S. Yemisi Adeyemo moves between painting, assemblage, and sculpture, drawing from the visual language of Afro-diasporic traditions, Black feminist thought, and folk and ritual objects. Using photographs sourced from news media, social platforms, and digital archives as references, Adeyemo paints vignettes onto discarded material recovered from urban public spaces. Influenced by the spiritual traditions of memory jugs, bottle trees, altars, and gravesite offerings, she transforms these objects into works that are sites for grief, memory, and collective resistance. 

 

Alexandra Bell works at the intersection of journalism, text, and conceptual art to examine the perception of narrative and bias. Bell uses language and constraint to interrogate how information is constructed and circulated.

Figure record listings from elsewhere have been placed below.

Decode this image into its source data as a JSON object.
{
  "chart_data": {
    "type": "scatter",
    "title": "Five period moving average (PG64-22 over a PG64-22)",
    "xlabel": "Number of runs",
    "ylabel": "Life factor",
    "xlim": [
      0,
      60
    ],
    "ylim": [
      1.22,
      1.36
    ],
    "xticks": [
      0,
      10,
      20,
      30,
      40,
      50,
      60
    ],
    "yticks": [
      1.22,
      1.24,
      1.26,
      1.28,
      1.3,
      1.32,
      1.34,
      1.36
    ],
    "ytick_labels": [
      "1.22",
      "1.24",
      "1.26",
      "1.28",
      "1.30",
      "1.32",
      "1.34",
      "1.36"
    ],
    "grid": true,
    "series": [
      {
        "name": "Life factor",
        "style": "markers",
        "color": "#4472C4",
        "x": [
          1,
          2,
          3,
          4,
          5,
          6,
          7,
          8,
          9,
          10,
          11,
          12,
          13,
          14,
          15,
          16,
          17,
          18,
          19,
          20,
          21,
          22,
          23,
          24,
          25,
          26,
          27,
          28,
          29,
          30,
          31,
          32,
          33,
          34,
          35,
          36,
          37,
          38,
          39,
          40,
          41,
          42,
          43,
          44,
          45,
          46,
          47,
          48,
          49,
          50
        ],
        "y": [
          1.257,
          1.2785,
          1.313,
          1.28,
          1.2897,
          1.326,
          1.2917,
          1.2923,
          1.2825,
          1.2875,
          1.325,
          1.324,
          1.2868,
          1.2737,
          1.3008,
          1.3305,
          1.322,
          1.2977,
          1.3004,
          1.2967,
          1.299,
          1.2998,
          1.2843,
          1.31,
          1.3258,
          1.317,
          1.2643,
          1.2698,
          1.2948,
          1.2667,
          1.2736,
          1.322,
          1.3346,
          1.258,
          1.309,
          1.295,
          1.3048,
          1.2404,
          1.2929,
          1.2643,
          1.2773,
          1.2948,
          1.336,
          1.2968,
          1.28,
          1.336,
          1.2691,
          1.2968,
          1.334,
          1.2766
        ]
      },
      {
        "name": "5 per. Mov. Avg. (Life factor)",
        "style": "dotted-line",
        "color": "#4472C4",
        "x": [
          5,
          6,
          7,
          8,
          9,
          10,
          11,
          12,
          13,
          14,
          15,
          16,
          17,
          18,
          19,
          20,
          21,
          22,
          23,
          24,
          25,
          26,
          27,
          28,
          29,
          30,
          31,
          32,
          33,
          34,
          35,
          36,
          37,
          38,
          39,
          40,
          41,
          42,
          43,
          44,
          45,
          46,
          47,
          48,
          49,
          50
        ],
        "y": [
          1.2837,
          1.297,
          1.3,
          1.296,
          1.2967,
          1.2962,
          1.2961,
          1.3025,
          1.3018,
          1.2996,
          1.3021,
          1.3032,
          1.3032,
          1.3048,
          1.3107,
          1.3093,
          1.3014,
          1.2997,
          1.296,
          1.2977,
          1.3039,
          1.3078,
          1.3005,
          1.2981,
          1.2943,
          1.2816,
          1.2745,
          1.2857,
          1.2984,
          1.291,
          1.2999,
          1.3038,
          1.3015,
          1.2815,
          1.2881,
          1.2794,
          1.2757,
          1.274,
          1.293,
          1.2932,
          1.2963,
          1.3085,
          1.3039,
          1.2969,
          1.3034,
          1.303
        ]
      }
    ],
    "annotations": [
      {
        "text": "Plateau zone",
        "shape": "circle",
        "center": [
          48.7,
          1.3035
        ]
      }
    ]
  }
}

Her work reconfigures familiar formats of information to reveal the structures through which representations of oppressed communities are shaped under the guise of journalistic objectivity. 

 

Benita Nnachortam works across textile, screenprinting, sculpture, sound, and photography, using repetition as a form of care and labor to preserve cultural memory. Her multi-disciplinary approach is rooted in using storytelling to explore the intersections of community and identity. 

 

Masud Olufani creates sculptures that examine the movement and cultural continuity of Blackness through African diasporic pathways. Researching traditional ingredients that include tamarind, okra, and rice, he traces their passage through the transatlantic slave trade, and their role in shaping connectivity and identity. 

 

Haejin Park creates colorful and expressive watercolor paintings to continually revisit and reimagine childhood memories, intimate life moments, and emotional complexity. Drawing from personal experience, she uses painting to navigate interiority, memory, and the fluid boundaries between past and present. Through her imagined characters, Park constructs worlds, and the bright and playful elements she incorporates into her works create a tension that complicates their psychological weight. 

 

Chayse Sampy works in recomposed figuration, layering images, bodies, fabrics, and material with Black literary and pop culture references to explore family archives and the resourcefulness and adaptability within the Black experience.  She imagines Blackness as constantly evolving, centering interiority and agency of personhood through constructions of connection by juxtaposing bodies across generations.

 

Kristopher Wright layers screen printing, painting, and collage to investigate storytelling, familial bonds, and the nature of living memory. His work uses experiences of home, and studies of found images to construct narratives around American life that reflect joy, togetherness, and loss. 

 

Across varying approaches to process and form, the works in this exhibition move between intimacy and collective experience, examining the conditions through which grief, resilience, cultural memory, and connection are transmitted across time. 

 

ABOUT NXTHVN

Founded by Titus Kaphar and Jason Price, NXTHVN is a new national arts model that empowers artists, curators, and the community through education and access to a vibrant ecosystem. Supported by intergenerational mentorship, cross-sector collaboration, and local engagement, NXTHVN accelerates the careers of the next generation and fosters retention of professional art talent while helping catalyze New Haven into a world-class, sustainable arts community.